16
votes

I'm running the OpenCL kernel below with a two-dimensional global work size of 1000000 x 100 and a local work size of 1 x 100.

__kernel void myKernel(
        const int length, 
        const int height, 
        and a bunch of other parameters) {

    //declare some local arrays to be shared by all 100 work item in this group
    __local float LP [length];
    __local float LT [height];
    __local int bitErrors = 0;
    __local bool failed = false;

    //here come my actual computations which utilize the space in LP and LT
}

This however refuses to compile, since the parameters length and height are not known at compile time. But it is not clear to my at all how to do this correctly. Should I use pointers with memalloc? How to handle this in a way that the memory is only allocated once for the entire workgroup and not once per work item?

All that I need is 2 arrays of floats, 1 int and 1 boolean that are shared among the entire workgroup (so all 100 work items). But I fail to find any method that does this correctly...

3

3 Answers

27
votes

It's relatively simple, you can pass the local arrays as arguments to your kernel:

kernel void myKernel(const int length, const int height, local float* LP, 
                     local float* LT, a bunch of other parameters) 

You then set the kernelargument with a value of NULL and a size equal to the size you want to allocate for the argument (in byte). Therefore it should be:

clSetKernelArg(kernel, 2, length * sizeof(cl_float), NULL);
clSetKernelArg(kernel, 2, height* sizeof(cl_float), NULL);

local memory is always shared by the workgroup (as opposed to private), so I think the bool and int should be fine, but if not you can always pass those as arguments too.

Not really related to your problem (and not necessarily relevant, since I do not know what hardware you plan to run this on), but at least gpus don't particulary like workingsizes which are not a multiple of a particular power of two (I think it was 32 for nvidia, 64 for amd), meaning that will probably create workgroups with 128 items, of which the last 28 are basically wasted. So if you are running opencl on gpu it might help performance if you directly use workgroups of size 128 (and change the global work size appropriately)

As a side note: I never understood why everyone uses the underscore variant for kernel, local and global, seems much uglier to me.

2
votes

You could also declare your arrays like this:

__local float LP[LENGTH];

And pass the LENGTH as a define in your kernel compile.

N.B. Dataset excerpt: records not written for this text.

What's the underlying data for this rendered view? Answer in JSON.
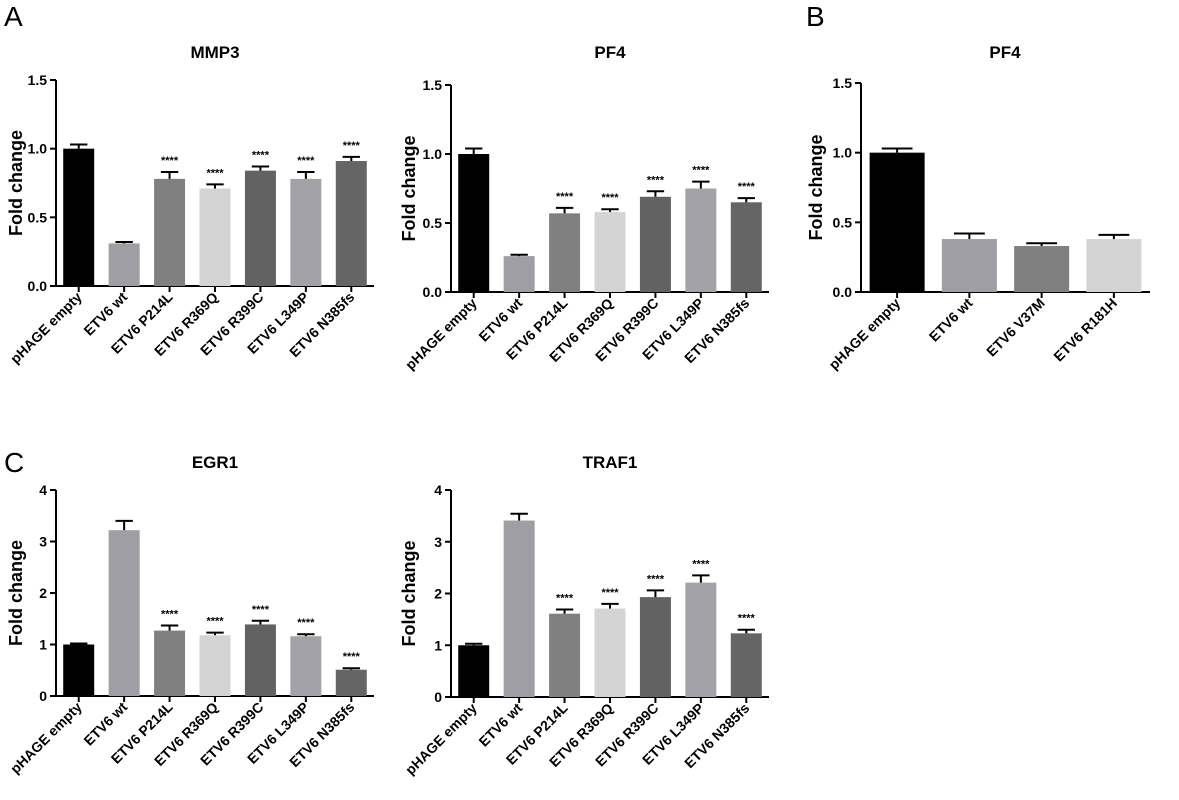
{
  "panels": [
    {
      "letter": "A"
    },
    {
      "letter": "B"
    },
    {
      "letter": "C"
    }
  ],
  "chart_data": [
    {
      "type": "bar",
      "panel": "A",
      "title": "MMP3",
      "ylabel": "Fold change",
      "ylim": [
        0,
        1.5
      ],
      "yticks": [
        "0.0",
        "0.5",
        "1.0",
        "1.5"
      ],
      "categories": [
        "pHAGE empty",
        "ETV6 wt",
        "ETV6 P214L",
        "ETV6 R369Q",
        "ETV6 R399C",
        "ETV6 L349P",
        "ETV6 N385fs"
      ],
      "values": [
        1.0,
        0.31,
        0.78,
        0.71,
        0.84,
        0.78,
        0.91
      ],
      "errors": [
        0.03,
        0.01,
        0.05,
        0.03,
        0.03,
        0.05,
        0.03
      ],
      "significance": [
        "",
        "",
        "****",
        "****",
        "****",
        "****",
        "****"
      ],
      "colors": [
        "#000000",
        "#9e9ea4",
        "#808080",
        "#d4d4d4",
        "#626262",
        "#a2a2a8",
        "#656565"
      ]
    },
    {
      "type": "bar",
      "panel": "A",
      "title": "PF4",
      "ylabel": "Fold change",
      "ylim": [
        0,
        1.5
      ],
      "yticks": [
        "0.0",
        "0.5",
        "1.0",
        "1.5"
      ],
      "categories": [
        "pHAGE empty",
        "ETV6 wt",
        "ETV6 P214L",
        "ETV6 R369Q",
        "ETV6 R399C",
        "ETV6 L349P",
        "ETV6 N385fs"
      ],
      "values": [
        1.0,
        0.26,
        0.57,
        0.58,
        0.69,
        0.75,
        0.65
      ],
      "errors": [
        0.04,
        0.01,
        0.04,
        0.02,
        0.04,
        0.05,
        0.03
      ],
      "significance": [
        "",
        "",
        "****",
        "****",
        "****",
        "****",
        "****"
      ],
      "colors": [
        "#000000",
        "#9e9ea4",
        "#808080",
        "#d4d4d4",
        "#626262",
        "#a2a2a8",
        "#656565"
      ]
    },
    {
      "type": "bar",
      "panel": "B",
      "title": "PF4",
      "ylabel": "Fold change",
      "ylim": [
        0,
        1.5
      ],
      "yticks": [
        "0.0",
        "0.5",
        "1.0",
        "1.5"
      ],
      "categories": [
        "pHAGE empty",
        "ETV6 wt",
        "ETV6 V37M",
        "ETV6 R181H"
      ],
      "values": [
        1.0,
        0.38,
        0.33,
        0.38
      ],
      "errors": [
        0.03,
        0.04,
        0.02,
        0.03
      ],
      "significance": [
        "",
        "",
        "",
        ""
      ],
      "colors": [
        "#000000",
        "#9e9ea4",
        "#808080",
        "#d4d4d4"
      ]
    },
    {
      "type": "bar",
      "panel": "C",
      "title": "EGR1",
      "ylabel": "Fold change",
      "ylim": [
        0,
        4
      ],
      "yticks": [
        "0",
        "1",
        "2",
        "3",
        "4"
      ],
      "categories": [
        "pHAGE empty",
        "ETV6 wt",
        "ETV6 P214L",
        "ETV6 R369Q",
        "ETV6 R399C",
        "ETV6 L349P",
        "ETV6 N385fs"
      ],
      "values": [
        1.0,
        3.22,
        1.27,
        1.18,
        1.39,
        1.16,
        0.51
      ],
      "errors": [
        0.02,
        0.18,
        0.1,
        0.05,
        0.07,
        0.04,
        0.03
      ],
      "significance": [
        "",
        "",
        "****",
        "****",
        "****",
        "****",
        "****"
      ],
      "colors": [
        "#000000",
        "#9e9ea4",
        "#808080",
        "#d4d4d4",
        "#626262",
        "#a2a2a8",
        "#656565"
      ]
    },
    {
      "type": "bar",
      "panel": "C",
      "title": "TRAF1",
      "ylabel": "Fold change",
      "ylim": [
        0,
        4
      ],
      "yticks": [
        "0",
        "1",
        "2",
        "3",
        "4"
      ],
      "categories": [
        "pHAGE empty",
        "ETV6 wt",
        "ETV6 P214L",
        "ETV6 R369Q",
        "ETV6 R399C",
        "ETV6 L349P",
        "ETV6 N385fs"
      ],
      "values": [
        1.0,
        3.41,
        1.61,
        1.71,
        1.93,
        2.21,
        1.23
      ],
      "errors": [
        0.03,
        0.13,
        0.08,
        0.09,
        0.13,
        0.14,
        0.07
      ],
      "significance": [
        "",
        "",
        "****",
        "****",
        "****",
        "****",
        "****"
      ],
      "colors": [
        "#000000",
        "#9e9ea4",
        "#808080",
        "#d4d4d4",
        "#626262",
        "#a2a2a8",
        "#656565"
      ]
    }
  ]
}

int lp_size = 128; // this is an example; could be dynamically calculated
char compileArgs[64];
sprintf(compileArgs, "-DLENGTH=%d", lp_size);
clBuildProgram(program, 0, NULL, compileArgs, NULL, NULL);
1
votes

You do not have to allocate all your local memory outside the kernel, especially when it is a simple variable instead of a array.

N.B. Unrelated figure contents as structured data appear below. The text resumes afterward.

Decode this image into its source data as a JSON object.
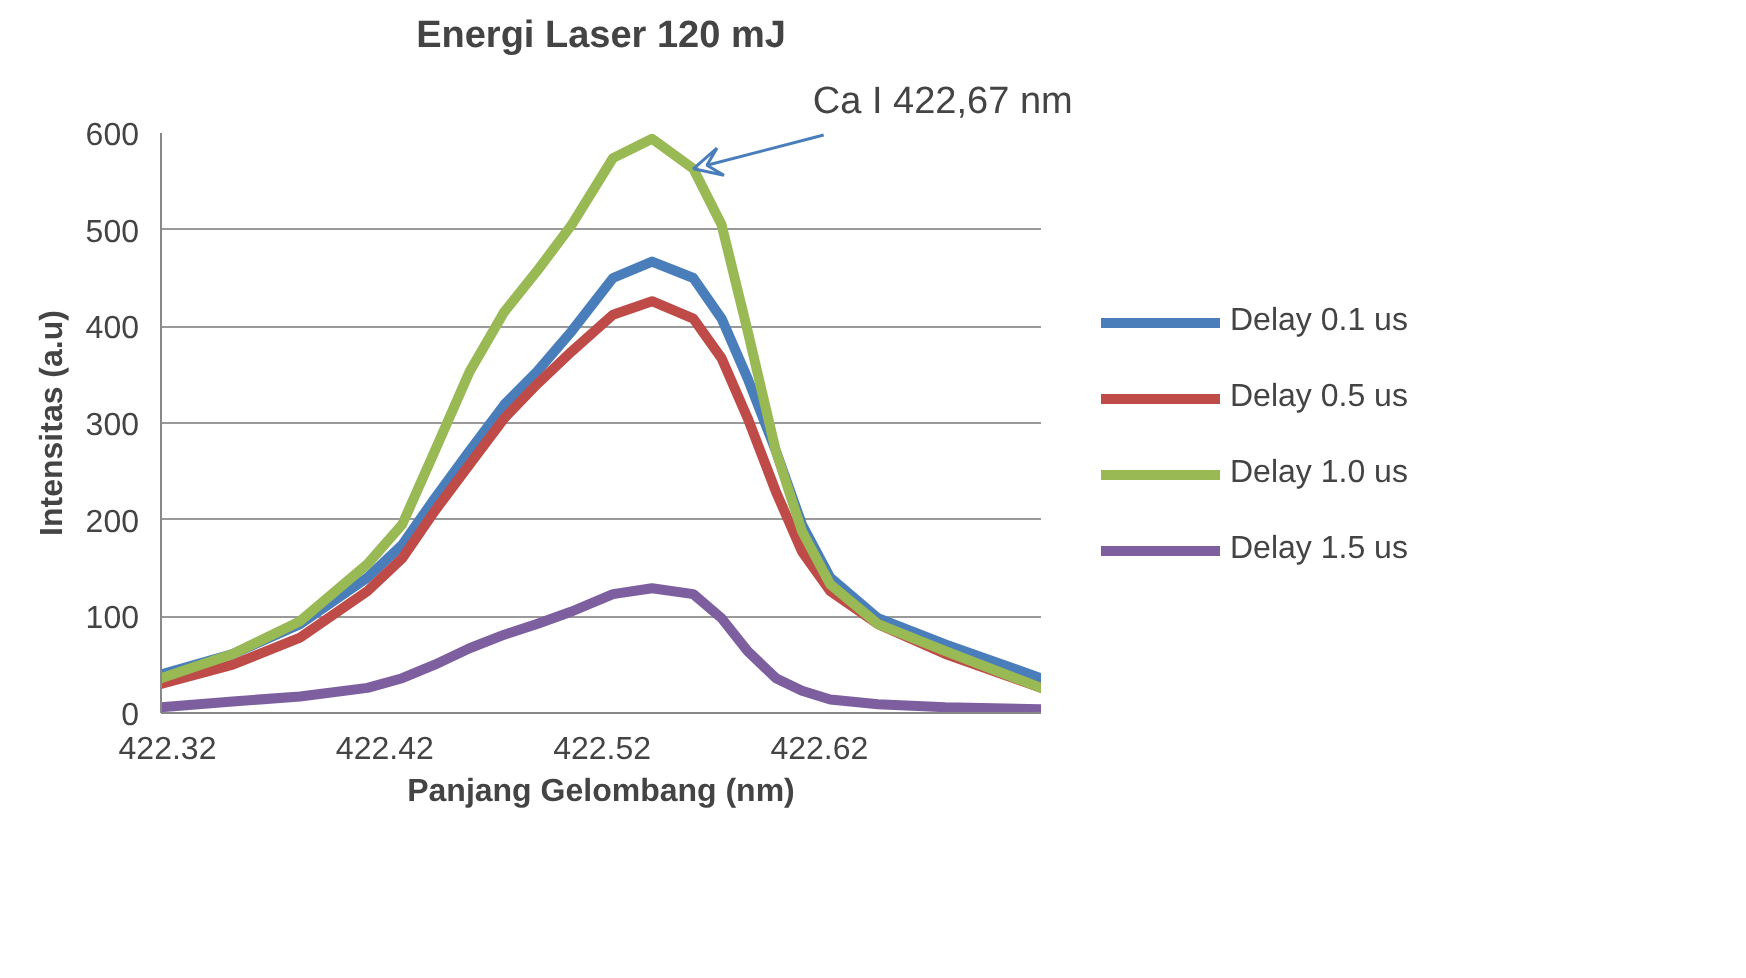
{
  "chart_data": {
    "type": "line",
    "title": "Energi Laser 120 mJ",
    "xlabel": "Panjang Gelombang (nm)",
    "ylabel": "Intensitas (a.u)",
    "x": [
      422.317,
      422.35,
      422.381,
      422.412,
      422.428,
      422.443,
      422.459,
      422.475,
      422.49,
      422.506,
      422.525,
      422.543,
      422.562,
      422.575,
      422.587,
      422.6,
      422.612,
      422.625,
      422.647,
      422.678,
      422.722
    ],
    "series": [
      {
        "name": "Delay 0.1 us",
        "color": "#4a7ebb",
        "values": [
          40,
          61,
          92,
          140,
          174,
          222,
          271,
          319,
          353,
          395,
          450,
          467,
          450,
          408,
          346,
          271,
          195,
          140,
          98,
          71,
          36
        ]
      },
      {
        "name": "Delay 0.5 us",
        "color": "#be4b48",
        "values": [
          30,
          50,
          78,
          126,
          160,
          209,
          257,
          305,
          340,
          374,
          412,
          426,
          408,
          367,
          305,
          229,
          167,
          126,
          92,
          61,
          26
        ]
      },
      {
        "name": "Delay 1.0 us",
        "color": "#98b954",
        "values": [
          36,
          61,
          95,
          154,
          195,
          271,
          353,
          415,
          457,
          505,
          574,
          594,
          563,
          505,
          395,
          271,
          188,
          133,
          92,
          64,
          26
        ]
      },
      {
        "name": "Delay 1.5 us",
        "color": "#7d5fa0",
        "values": [
          6,
          12,
          17,
          26,
          36,
          50,
          67,
          81,
          92,
          105,
          123,
          129,
          123,
          98,
          64,
          36,
          23,
          14,
          9,
          6,
          4
        ]
      }
    ],
    "xlim": [
      422.317,
      422.722
    ],
    "ylim": [
      0,
      600
    ],
    "xticks": [
      422.32,
      422.42,
      422.52,
      422.62
    ],
    "yticks": [
      0,
      100,
      200,
      300,
      400,
      500,
      600
    ],
    "grid": "y",
    "legend": "right",
    "marker": "none",
    "line_style": "solid",
    "annotations": [
      {
        "text": "Ca I 422,67 nm",
        "x": 422.562,
        "y": 563
      }
    ]
  }
}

The reason that your code cannot compile is that OpenCL does not support local memory initialization. This is specified in the document(https://www.khronos.org/registry/cl/sdk/1.1/docs/man/xhtml/local.html). It is also not feasible in CUDA(Is there a way of setting default value for shared memory array?)


ps:The answer from Grizzly is good enough and it would be better if I can post it as a comment, but I am restricted by the reputation policy. Sorry.